Yeah, I'm adding this article to my writing notes, because it doesn't scream "dystopian society" AT ALL. *Sarcasm* (In case you didn't pick up on that.)
Bon Appetit shares my skepticism: Whole Foods Wants Your Handprints. What Could Possibly Go Wrong? From the article:
Jeff Bezos is one step closer to transforming your mortal bag of bones into a lean, mean, money-dispensing machine. The body part in question: Your hands. Amazon is rolling out its palm-scanning technology at more than 65 Whole Foods grocery stores in California over the coming weeks.
Customers can activate their palms by registering a handprint via an Amazon One kiosk or at checkout in participating stores. Along with a skin scan, you’ll need to offer a bank card, provide your phone number, and say “yes Jeff” to Amazon’s terms and conditions. Once set up, you can lug all the organic kale and age-defying collagen powder you like to checkout. You’ll hover a palm over the scanning device to pay—just as you would place a hand on the bible—then you’re good to go.

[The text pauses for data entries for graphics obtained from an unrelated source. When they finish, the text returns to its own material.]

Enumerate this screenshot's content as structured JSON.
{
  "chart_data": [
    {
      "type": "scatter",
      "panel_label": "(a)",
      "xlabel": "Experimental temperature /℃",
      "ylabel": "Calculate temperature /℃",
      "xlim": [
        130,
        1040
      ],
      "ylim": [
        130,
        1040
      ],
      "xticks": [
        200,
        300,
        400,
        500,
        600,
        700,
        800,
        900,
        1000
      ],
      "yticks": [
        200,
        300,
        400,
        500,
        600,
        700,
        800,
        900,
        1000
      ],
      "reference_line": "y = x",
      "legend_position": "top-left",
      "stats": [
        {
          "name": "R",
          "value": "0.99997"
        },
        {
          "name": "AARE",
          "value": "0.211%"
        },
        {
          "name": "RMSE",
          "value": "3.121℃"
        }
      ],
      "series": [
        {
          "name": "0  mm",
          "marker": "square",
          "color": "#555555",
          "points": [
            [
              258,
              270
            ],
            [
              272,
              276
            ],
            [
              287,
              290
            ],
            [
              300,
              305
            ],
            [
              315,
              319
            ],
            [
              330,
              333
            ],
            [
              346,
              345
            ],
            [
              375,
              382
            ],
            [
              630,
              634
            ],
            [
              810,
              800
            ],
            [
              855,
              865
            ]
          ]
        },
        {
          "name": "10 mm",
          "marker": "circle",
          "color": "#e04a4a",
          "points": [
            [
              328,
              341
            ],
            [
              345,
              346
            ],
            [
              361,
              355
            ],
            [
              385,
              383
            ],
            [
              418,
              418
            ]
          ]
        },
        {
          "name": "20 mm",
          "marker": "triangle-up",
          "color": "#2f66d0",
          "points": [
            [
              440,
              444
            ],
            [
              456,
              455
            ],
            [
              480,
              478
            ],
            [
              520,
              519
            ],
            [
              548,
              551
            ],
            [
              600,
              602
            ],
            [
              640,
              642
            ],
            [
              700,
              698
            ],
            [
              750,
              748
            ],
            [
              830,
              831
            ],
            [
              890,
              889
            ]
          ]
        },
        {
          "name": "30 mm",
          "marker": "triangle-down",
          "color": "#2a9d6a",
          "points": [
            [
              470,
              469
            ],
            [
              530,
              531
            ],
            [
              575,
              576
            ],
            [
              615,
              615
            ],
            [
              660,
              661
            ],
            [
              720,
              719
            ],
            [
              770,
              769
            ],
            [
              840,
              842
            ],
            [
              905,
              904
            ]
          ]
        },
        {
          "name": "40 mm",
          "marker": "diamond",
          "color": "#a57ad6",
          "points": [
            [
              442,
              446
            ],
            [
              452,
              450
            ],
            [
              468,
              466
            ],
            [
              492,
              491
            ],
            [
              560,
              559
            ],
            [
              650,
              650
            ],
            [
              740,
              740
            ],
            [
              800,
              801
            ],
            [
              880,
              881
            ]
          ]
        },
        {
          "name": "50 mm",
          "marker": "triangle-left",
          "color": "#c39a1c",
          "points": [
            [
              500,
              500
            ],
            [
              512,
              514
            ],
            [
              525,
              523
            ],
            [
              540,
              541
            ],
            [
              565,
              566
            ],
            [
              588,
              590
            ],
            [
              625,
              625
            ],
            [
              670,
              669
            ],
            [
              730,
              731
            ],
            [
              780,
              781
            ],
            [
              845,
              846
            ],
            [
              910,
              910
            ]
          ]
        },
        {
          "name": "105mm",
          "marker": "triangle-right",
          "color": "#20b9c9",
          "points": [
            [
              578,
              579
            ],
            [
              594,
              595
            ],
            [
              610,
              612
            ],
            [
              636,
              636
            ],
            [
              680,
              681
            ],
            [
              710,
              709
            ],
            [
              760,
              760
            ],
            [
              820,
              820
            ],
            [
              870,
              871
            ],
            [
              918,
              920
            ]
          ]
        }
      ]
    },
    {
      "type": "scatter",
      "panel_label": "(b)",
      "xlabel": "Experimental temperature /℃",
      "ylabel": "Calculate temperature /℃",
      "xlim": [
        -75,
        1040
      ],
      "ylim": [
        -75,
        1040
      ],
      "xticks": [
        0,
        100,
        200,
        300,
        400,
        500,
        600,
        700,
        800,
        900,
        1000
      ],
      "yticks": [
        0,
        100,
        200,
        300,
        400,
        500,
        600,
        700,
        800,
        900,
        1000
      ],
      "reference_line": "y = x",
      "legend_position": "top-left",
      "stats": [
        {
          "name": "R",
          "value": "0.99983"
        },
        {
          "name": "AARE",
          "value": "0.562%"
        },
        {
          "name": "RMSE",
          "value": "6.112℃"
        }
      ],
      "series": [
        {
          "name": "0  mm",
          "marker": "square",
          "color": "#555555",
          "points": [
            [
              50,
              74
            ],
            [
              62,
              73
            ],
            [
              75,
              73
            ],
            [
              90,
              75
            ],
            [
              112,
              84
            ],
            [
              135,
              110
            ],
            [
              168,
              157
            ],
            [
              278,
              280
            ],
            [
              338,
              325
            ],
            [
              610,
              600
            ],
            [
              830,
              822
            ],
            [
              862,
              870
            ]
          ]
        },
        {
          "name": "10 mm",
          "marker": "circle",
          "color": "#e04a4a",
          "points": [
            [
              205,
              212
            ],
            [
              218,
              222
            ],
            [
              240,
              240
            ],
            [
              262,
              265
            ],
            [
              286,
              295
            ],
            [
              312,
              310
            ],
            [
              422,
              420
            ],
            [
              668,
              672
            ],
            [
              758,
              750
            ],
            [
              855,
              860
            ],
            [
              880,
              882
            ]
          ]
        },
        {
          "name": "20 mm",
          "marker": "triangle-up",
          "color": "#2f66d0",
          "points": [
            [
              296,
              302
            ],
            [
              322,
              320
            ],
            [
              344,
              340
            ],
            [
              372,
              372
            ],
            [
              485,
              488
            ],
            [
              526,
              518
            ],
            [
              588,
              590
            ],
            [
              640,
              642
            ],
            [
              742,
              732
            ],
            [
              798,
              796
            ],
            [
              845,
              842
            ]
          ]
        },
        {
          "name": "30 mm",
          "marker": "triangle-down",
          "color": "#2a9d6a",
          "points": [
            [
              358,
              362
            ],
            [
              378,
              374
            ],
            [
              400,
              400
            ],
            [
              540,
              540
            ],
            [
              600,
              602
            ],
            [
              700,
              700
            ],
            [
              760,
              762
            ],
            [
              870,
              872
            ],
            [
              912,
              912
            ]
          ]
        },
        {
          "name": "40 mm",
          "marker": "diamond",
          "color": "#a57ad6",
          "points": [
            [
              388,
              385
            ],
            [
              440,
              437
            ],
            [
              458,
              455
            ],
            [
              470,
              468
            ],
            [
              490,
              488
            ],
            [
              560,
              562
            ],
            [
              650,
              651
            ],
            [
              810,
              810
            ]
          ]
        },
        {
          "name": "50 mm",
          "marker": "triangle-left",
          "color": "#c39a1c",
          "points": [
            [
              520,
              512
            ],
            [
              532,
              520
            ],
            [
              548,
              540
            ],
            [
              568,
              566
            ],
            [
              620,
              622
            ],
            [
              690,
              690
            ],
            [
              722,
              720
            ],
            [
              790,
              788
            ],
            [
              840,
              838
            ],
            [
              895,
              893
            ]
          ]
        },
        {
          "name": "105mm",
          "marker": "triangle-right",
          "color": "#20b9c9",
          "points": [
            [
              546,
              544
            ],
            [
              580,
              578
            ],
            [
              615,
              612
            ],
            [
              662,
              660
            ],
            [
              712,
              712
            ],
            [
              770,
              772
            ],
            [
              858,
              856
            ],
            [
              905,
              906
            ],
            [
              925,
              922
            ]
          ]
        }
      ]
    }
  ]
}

You need to read the whole article, because the author really isn't having any of this. And I'm not either. I remember writing checks at the checkstand, and really, it wasn't that hard. Now all we have to do is jam a credit card into a slot for a few seconds, and off we and our groceries go. Easy peasy. If that's too much of an inconvenience, I don't know what to tell you.
So apparently the way it works is that you give Amazon your unique handprint, they store it in the cloud or something like that, oh, and it's tied to your credit card. If that isn't a security breach begging to happen, I don't know what is.
Look, I like Whole Foods as much as the next person, but I'm also not keen on having my life turned into an episode of The Twilight Zone. So yeah, this one's a pass.